Der Engel mit der Nummer 26.147
"Er war ein Heiliger! Kein Zweifel. Ich nehme dieses Wort nicht schnell in den Mund", sagte der Jesuitenpater Clemente Pereira. Prälat Hermann Scheipers sprach vom "deutschen Maximilian Kolbe". Gemeint ist Pater Engelmar Unzeitig, der wie die beiden Priester im Konzentrationslager Dachau eingesperrt war. Pereira und Scheipers überlebten, Unzeitig starb am 2. März 1945, einen Tag nach seinem 34. Geburtstag. Am kommenden Samstag wird er in Würzburg als Märtyrer seliggesprochen - als erster Mariannhiller Missionar.
Anklage: "Verteidigung der Juden"
26.147 - unter dieser Häftlingsnummer war Unzeitig am 3. Juni 1941 in Dachau eingeliefert worden. Sechs Wochen saß er zuvor schon in Linz in Haft, wegen "heimtückischer Äußerungen" bei Predigten und im Religionsunterricht sowie "Verteidigung der Juden". Der Seelsorger aus dem Böhmerwald war da gerade einmal 30 Jahre alt. Hubert Unzeitig, wie er mit seinem Taufnamen hieß, war ein Spätberufener. Nach der Volksschule half er auf dem elterlichen Hof in Ostmähren; der Vater war zuvor im Ersten Weltkrieg in russischer Gefangenschaft an Typhus gestorben. Doch er wollte Missionar werden, holte das Abitur nach und studierte in Würzburg Philosophie und Theologie. 1939 wurde Unzeitig zum Priester geweiht, aber der Beginn des Zweiten Weltkriegs sorgte dafür, dass er keine Papiere mehr bekam, um in die Mission zu gehen. Er wurde Gemeindeseelsorger.
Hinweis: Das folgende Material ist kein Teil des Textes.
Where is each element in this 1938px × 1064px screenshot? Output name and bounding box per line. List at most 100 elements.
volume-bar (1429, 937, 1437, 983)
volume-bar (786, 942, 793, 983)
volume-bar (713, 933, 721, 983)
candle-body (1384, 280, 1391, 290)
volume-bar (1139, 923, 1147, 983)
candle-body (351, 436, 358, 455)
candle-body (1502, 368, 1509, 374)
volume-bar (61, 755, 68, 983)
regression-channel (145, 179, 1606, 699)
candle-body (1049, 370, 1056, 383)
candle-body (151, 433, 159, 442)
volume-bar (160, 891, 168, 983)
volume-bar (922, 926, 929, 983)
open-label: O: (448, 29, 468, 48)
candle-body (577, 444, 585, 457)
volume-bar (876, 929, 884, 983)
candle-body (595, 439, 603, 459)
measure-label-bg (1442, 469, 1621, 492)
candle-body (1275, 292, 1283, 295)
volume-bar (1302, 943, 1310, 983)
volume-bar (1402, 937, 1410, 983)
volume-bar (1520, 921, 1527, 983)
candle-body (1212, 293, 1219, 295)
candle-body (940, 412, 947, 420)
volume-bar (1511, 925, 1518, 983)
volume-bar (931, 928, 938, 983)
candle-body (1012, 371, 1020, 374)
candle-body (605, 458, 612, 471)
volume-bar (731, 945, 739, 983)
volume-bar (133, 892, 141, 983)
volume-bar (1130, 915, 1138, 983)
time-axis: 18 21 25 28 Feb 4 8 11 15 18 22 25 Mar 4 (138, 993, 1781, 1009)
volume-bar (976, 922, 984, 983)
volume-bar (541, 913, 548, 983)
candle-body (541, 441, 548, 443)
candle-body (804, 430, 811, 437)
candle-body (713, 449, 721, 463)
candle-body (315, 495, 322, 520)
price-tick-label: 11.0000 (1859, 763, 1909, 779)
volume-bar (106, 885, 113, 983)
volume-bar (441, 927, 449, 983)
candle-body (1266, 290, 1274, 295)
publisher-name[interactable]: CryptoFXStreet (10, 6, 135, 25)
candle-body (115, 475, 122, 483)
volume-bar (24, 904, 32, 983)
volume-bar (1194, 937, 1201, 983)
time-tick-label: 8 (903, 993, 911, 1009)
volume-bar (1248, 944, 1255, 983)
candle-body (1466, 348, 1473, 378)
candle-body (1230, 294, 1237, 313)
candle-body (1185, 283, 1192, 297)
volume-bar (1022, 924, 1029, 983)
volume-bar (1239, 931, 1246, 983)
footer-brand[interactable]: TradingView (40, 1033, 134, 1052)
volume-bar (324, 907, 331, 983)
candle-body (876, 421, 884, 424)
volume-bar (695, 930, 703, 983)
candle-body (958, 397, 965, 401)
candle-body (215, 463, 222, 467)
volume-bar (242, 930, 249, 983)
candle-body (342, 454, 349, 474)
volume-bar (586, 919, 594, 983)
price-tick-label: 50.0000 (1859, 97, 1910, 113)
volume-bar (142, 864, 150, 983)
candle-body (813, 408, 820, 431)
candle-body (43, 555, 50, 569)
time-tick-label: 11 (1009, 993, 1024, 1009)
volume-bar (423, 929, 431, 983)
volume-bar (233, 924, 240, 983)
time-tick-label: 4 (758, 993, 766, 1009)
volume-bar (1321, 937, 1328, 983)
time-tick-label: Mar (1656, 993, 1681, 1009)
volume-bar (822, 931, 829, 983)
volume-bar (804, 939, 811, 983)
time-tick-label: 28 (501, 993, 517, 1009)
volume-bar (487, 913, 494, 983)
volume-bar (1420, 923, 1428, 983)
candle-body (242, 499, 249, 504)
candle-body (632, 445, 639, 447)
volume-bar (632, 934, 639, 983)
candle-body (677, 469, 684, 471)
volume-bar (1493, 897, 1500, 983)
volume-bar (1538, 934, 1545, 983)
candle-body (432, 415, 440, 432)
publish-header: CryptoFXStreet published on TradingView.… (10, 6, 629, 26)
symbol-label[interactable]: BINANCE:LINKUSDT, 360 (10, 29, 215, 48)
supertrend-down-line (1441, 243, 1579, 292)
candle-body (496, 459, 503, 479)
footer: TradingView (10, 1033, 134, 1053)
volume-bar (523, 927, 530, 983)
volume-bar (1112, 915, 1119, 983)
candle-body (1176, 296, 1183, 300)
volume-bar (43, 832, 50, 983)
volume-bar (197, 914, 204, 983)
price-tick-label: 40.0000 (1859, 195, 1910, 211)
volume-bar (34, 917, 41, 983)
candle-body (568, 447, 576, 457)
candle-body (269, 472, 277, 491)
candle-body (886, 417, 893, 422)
Im Konzentrationslager schließlich wurde der "Engel von Dachau", wie ihn Mithäftlinge in Anlehnung an seinen Ordensnamen Engelmar nannten, doch noch zum Missionar. Während der Arbeit auf den Feldern knüpfte er Kontakt zu russischen Zwangsarbeitern, teilte mit ihnen seine Essensrationen und bewahrte sie so vor dem Verhungern. Er lernte aber auch ihre Sprache. Ein russisches Wörterbuch zählt zu den wenigen persönlichen Gegenständen, die es von ihm noch gibt. Es wird mit seiner Taschenuhr und seinem Primizkelch am Samstag im Dom bei der Gabenprozession zum Altar gebracht.
Briefe, die Unzeitig aus der Lagerhaft schrieb, geben, obwohl zensiert, Zeugnis von seinem Denken. "Liebe verdoppelt die Kräfte, sie macht erfinderisch, macht innerlich frei und froh", heißt es im letzten Schreiben von 1945. Diese Liebe verbunden mit dem Bedürfnis, Sterbenden als Priester beizustehen, war auch der Grund für die todbringende Entscheidung Unzeitigs, sich nach Ausbruch einer Typhus-Epidemie freiwillig zur Krankenpflege zu melden. Dabei steckte er sich selbst an, spendete jedoch noch bis kurz vor seinem eigenen Tod die Krankensalbung.
„Liebe verdoppelt die Kräfte, sie macht erfinderisch, macht innerlich frei und froh.“
Ein anderer inhaftierter Priester bestach einen Häftling, der im Krematorium arbeitete, so dass der Leichnam des Paters nicht mit anderen, sondern einzeln verbrannt wurde. Die Asche samt Knochenresten wurde aus dem Lager herausgeschmuggelt und am Karfreitag 1945 im Grab der Mariannhiller in Würzburg beigesetzt. 1968 kam die Urne in die Kirche des Ordens, vor der seit 2011 auch ein "Stolperstein" an Unzeitig erinnert. Nach der Seligsprechung soll die Urne in den Volksaltar der Würzburger Herz-Jesu-Kirche eingesetzt werden.
Glauben in die Tat umgesetzt
Ihr bisheriger Aufbewahrungsort, eine Seitenkapelle, ist schon jetzt für viele Menschen ein besonderer Ort, wie der Provinzial der Mariannhiller, Michael Maß, erzählt. Immer wieder würden dort Opferkerzen brennen. Und im Fürbittbuch wendeten sich Gläubige direkt an den Pater. Der erste Selige des Ordens sei für die Mitbrüder eine Verpflichtung, betont der Provinzial: Er sei ein gutes Beispiel, wie man als gläubiger Mensch auf Hass reagieren sollte. "Nicht mit Gegenhass, sondern mit der Liebe." Unzeitig sei an den unmenschlichen Bedingungen in Dachau nicht verzweifelt, sondern habe seinen starken Glauben in die Tat umgesetzt.